No Presumption of Irreparable Harm

The Ninth Circuit Court of Appeals has abandoned its long-standing precedent that a presumption of irreparable harm exists in copyright infringement cases, articulated in Elvis Presley Enterprises, Inc. v. Passport Video, 349 F.3d 622, 627 (9th Cir. 2003), holding that two recent cases of the U.S. Supreme Court have brought an end to the long-standing doctrine.

The decision in Flexible Lifeline Systems, Inc. v. Precision Lift, Inc., 654 F. 3d 289 (9th Cir. 2011) involved a failed joint venture between the plaintiff and defendant to build and market maintenance stands that allow mechanics to access the outside of aircraft.
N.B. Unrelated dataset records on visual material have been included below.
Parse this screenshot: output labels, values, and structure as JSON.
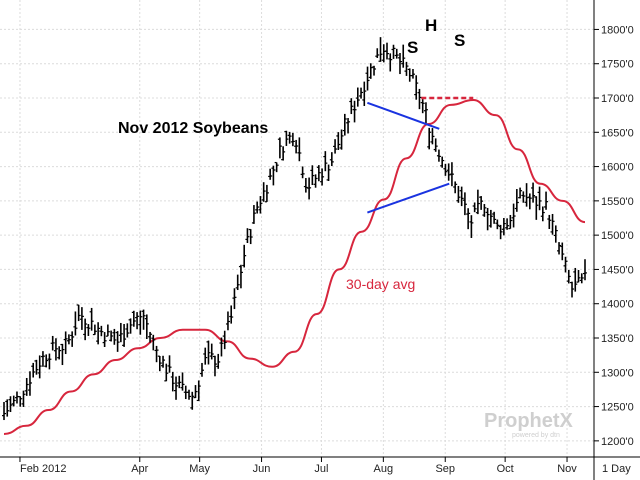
{
  "chart_data": {
    "type": "bar",
    "subtype": "ohlc",
    "title": "Nov 2012 Soybeans",
    "annotations": {
      "moving_average_label": "30-day avg",
      "pattern_labels": [
        "S",
        "H",
        "S"
      ]
    },
    "x_tick_labels": [
      "Feb 2012",
      "Apr",
      "May",
      "Jun",
      "Jul",
      "Aug",
      "Sep",
      "Oct",
      "Nov"
    ],
    "period_label": "1 Day",
    "ylim": [
      1175,
      1840
    ],
    "y_ticks": [
      1200,
      1250,
      1300,
      1350,
      1400,
      1450,
      1500,
      1550,
      1600,
      1650,
      1700,
      1750,
      1800
    ],
    "y_tick_labels": [
      "1200'0",
      "1250'0",
      "1300'0",
      "1350'0",
      "1400'0",
      "1450'0",
      "1500'0",
      "1550'0",
      "1600'0",
      "1650'0",
      "1700'0",
      "1750'0",
      "1800'0"
    ],
    "grid": true,
    "series": [
      {
        "name": "Nov 2012 Soybeans",
        "kind": "price",
        "color": "#000000",
        "anchors_close": [
          1240,
          1260,
          1290,
          1320,
          1335,
          1340,
          1385,
          1370,
          1355,
          1345,
          1370,
          1385,
          1335,
          1300,
          1275,
          1265,
          1320,
          1320,
          1380,
          1470,
          1540,
          1580,
          1630,
          1650,
          1570,
          1590,
          1610,
          1660,
          1700,
          1740,
          1775,
          1760,
          1740,
          1700,
          1640,
          1600,
          1560,
          1520,
          1550,
          1510,
          1520,
          1560,
          1550,
          1540,
          1480,
          1420,
          1435
        ]
      },
      {
        "name": "30-day avg",
        "kind": "moving_average",
        "color": "#d7263d",
        "values": [
          1210,
          1222,
          1245,
          1272,
          1297,
          1318,
          1335,
          1350,
          1362,
          1362,
          1345,
          1320,
          1308,
          1330,
          1385,
          1450,
          1505,
          1552,
          1612,
          1662,
          1690,
          1697,
          1675,
          1625,
          1575,
          1550,
          1519
        ]
      }
    ],
    "overlays": {
      "triangle_upper": {
        "from": {
          "x": "2012-07-24",
          "y": 1693
        },
        "to": {
          "x": "2012-08-29",
          "y": 1655
        }
      },
      "triangle_lower": {
        "from": {
          "x": "2012-07-24",
          "y": 1533
        },
        "to": {
          "x": "2012-09-03",
          "y": 1575
        }
      },
      "neckline": {
        "from": {
          "x": "2012-08-20",
          "y": 1700
        },
        "to": {
          "x": "2012-09-15",
          "y": 1700
        }
      },
      "triangle_color": "#1a33e0",
      "neckline_color": "#d7263d"
    }
  },
  "watermark": {
    "brand": "ProphetX",
    "powered_by": "powered by dtn"
  }
}
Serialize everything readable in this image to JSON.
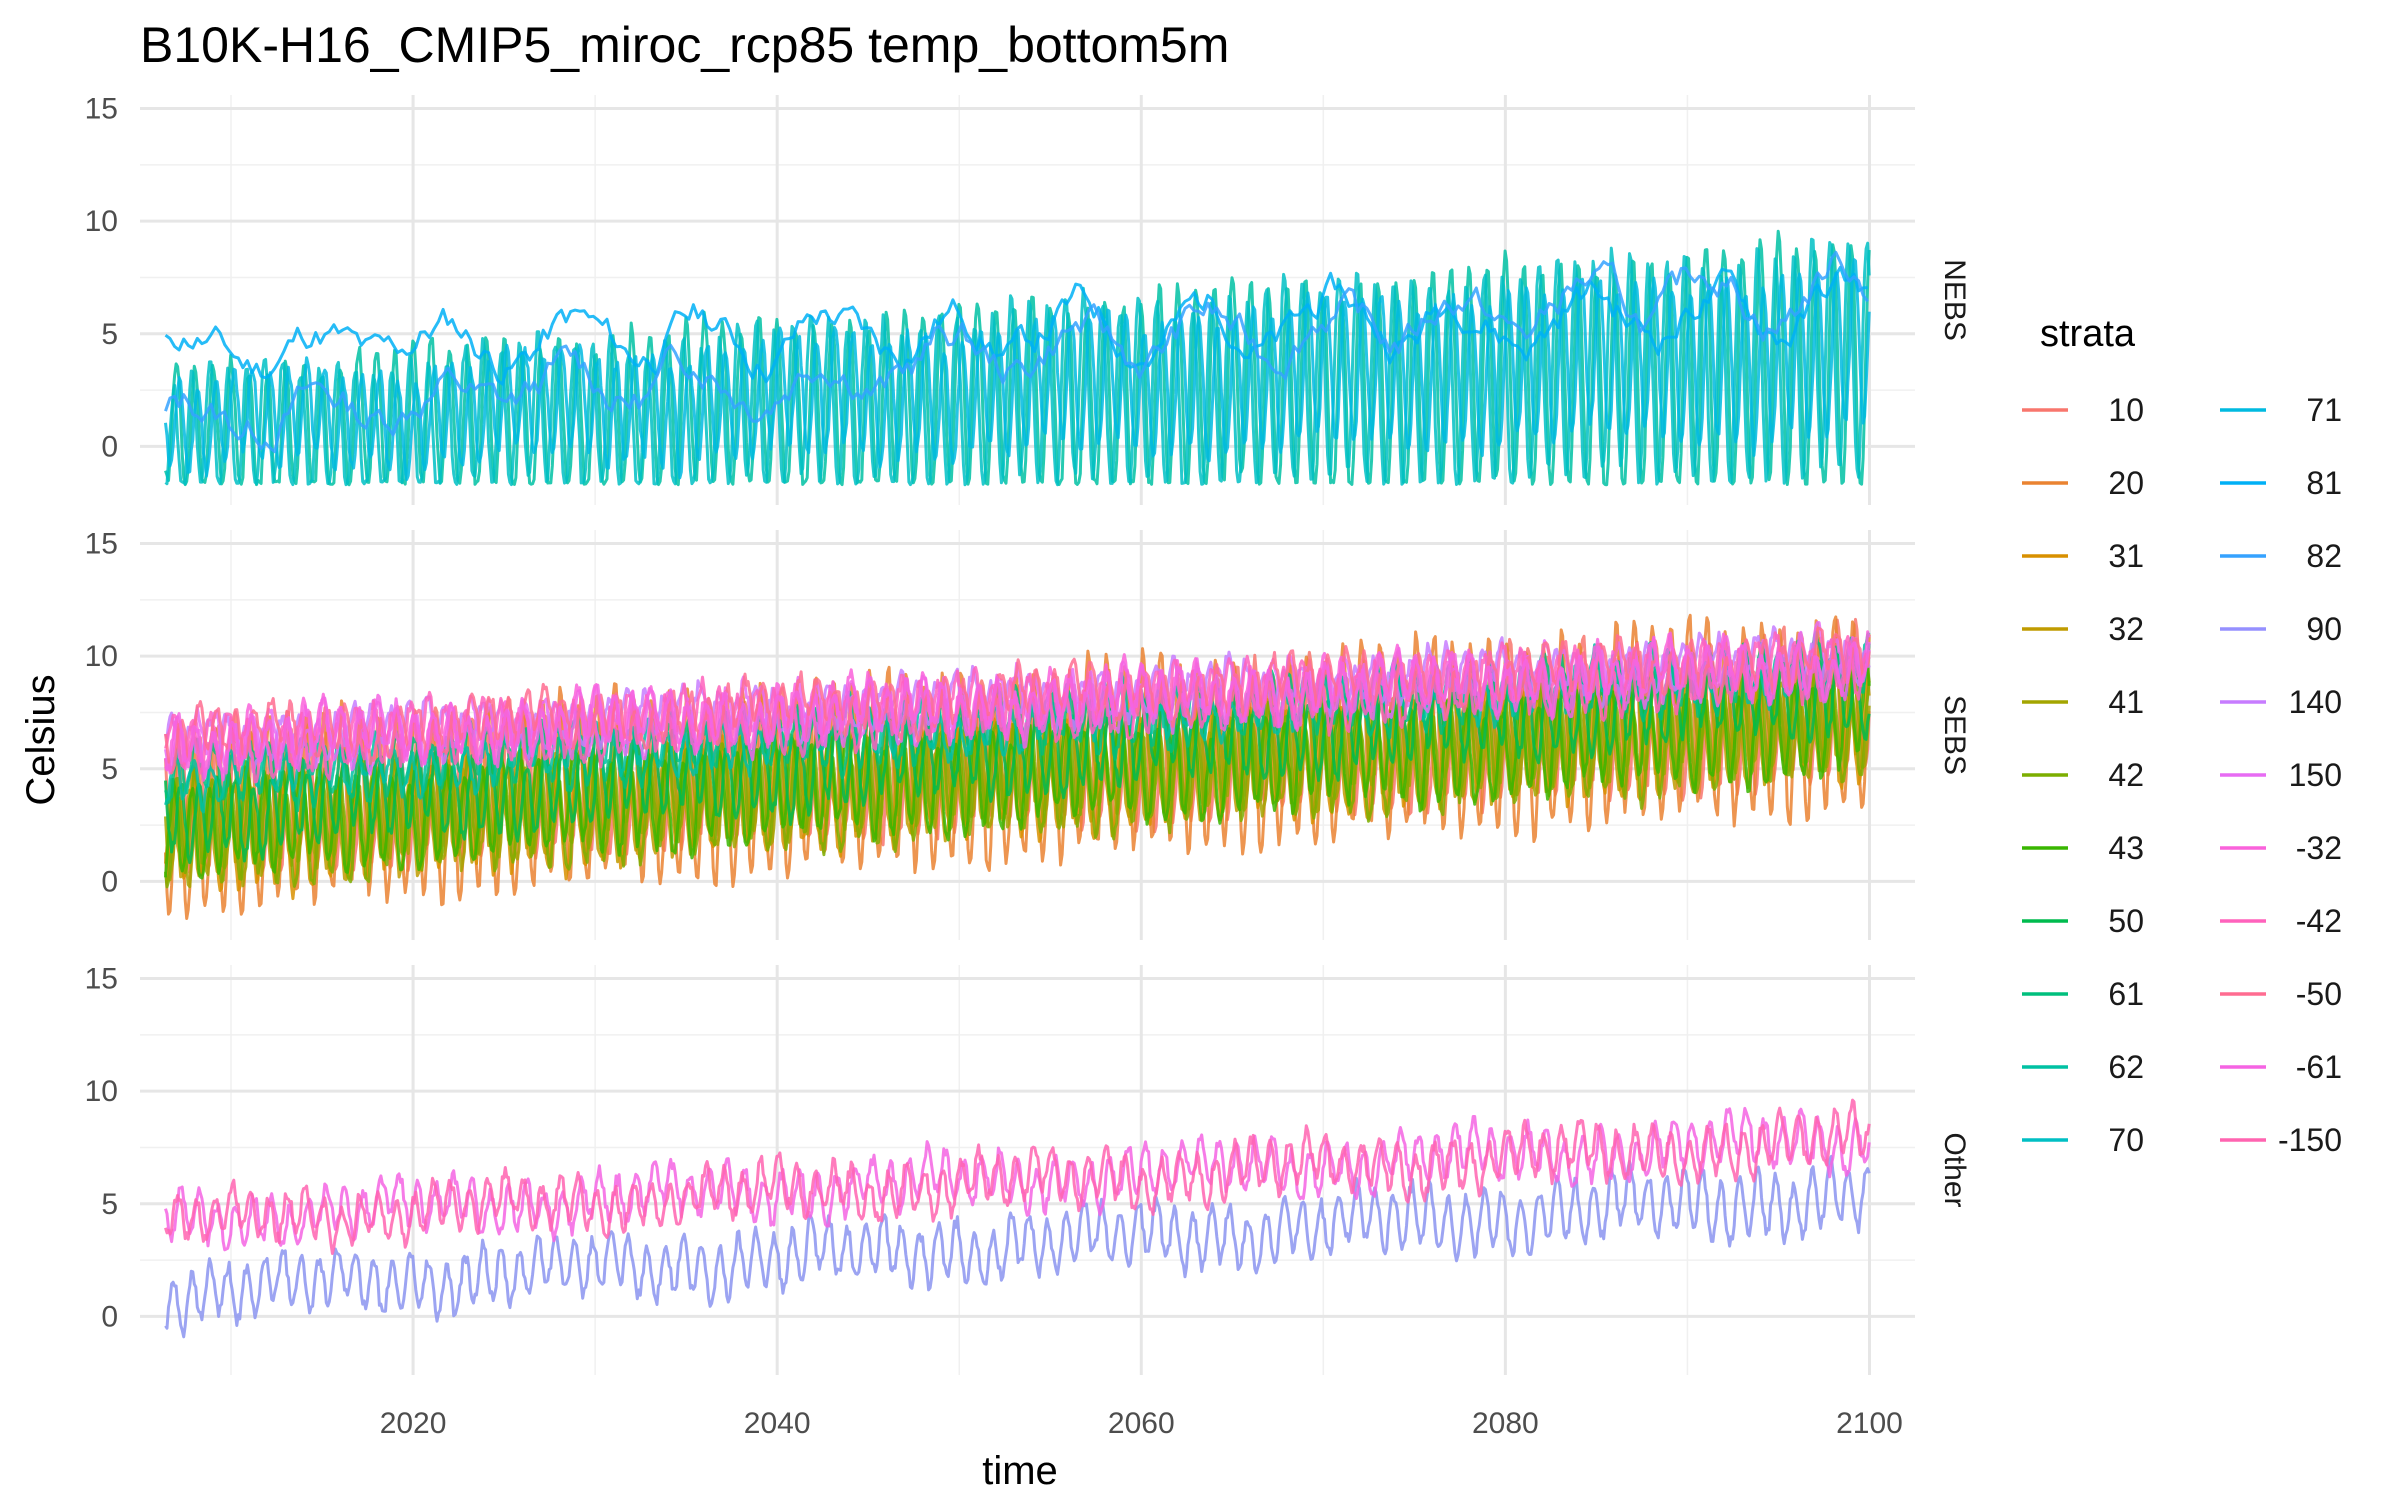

Precision Lift sold the stands designed and manufactured by Flexible Lifeline and the two companies had entered into a joint venture.  The joint venture failed as it was submitting a proposal to the U.S. Air Force.  Precision lift continued with another partner, but using Flexible Lifeline’s plans.  Although neither party was awarded the contract, Flexible lift sued seeking an injunction against further use.

Injunction Granted on Showing of Copyright Infringement

The District Court granted the injunction, holding that plaintiff established a likelihood of success on the merits and that irreparable harm was therefore presumed under established Ninth Circuit precedent including the Elvis decision.

In reversing the trial court, the Ninth Circuit joined the Second and Fourth Circuits in construing two decisions of the U.S. Supreme Court as having put an end to the presumption of irreparable harm.

eBay Decision Controls

The Court relied on eBay Inc v. MercExchange, LLC, 547U.S. 388, 126S. Ct. 1837, 164 L. Ed. 2d 641 (2006), in which the Supreme Court overruled a similar presumption of irreparable harm applied by courts in patent infringement cases.  The Supreme Court held that the presumption of irreparable harm was inconsistent with the general rule that injunctive relief requires exceptional circumstances.  Because the plaintiff in that case did not actually exploit the patents at issue, injunctive relief was not appropriate.

The Ninth Circuit noted that the Supreme Court reasoned from similar language in the copyright statute and that it has “consistently rejected” attempts to replace traditional equitable remedies with a rule that an injunction automatically follows a determination of infringement.

Any doubts about the effect of the eBay decision were put to rest by the Supreme Court’s decision in Winter v. Natural Resources Defense Council, Inc., 555 U.S. 7, 129 S. Ct. 365, 172 L. Ed. 2d 249 (2008) in which the Supreme Court reversed the Ninth Circuit’s holding that an injunction could be issued on the “possibility” of irreparable harm.

“ [W]e proclaim that the “King” is dead, referring to Elvis Presley the case — to the extent it supported the use of a presumption of irreparable harm in issuing injunctive relief,” quips the opinion.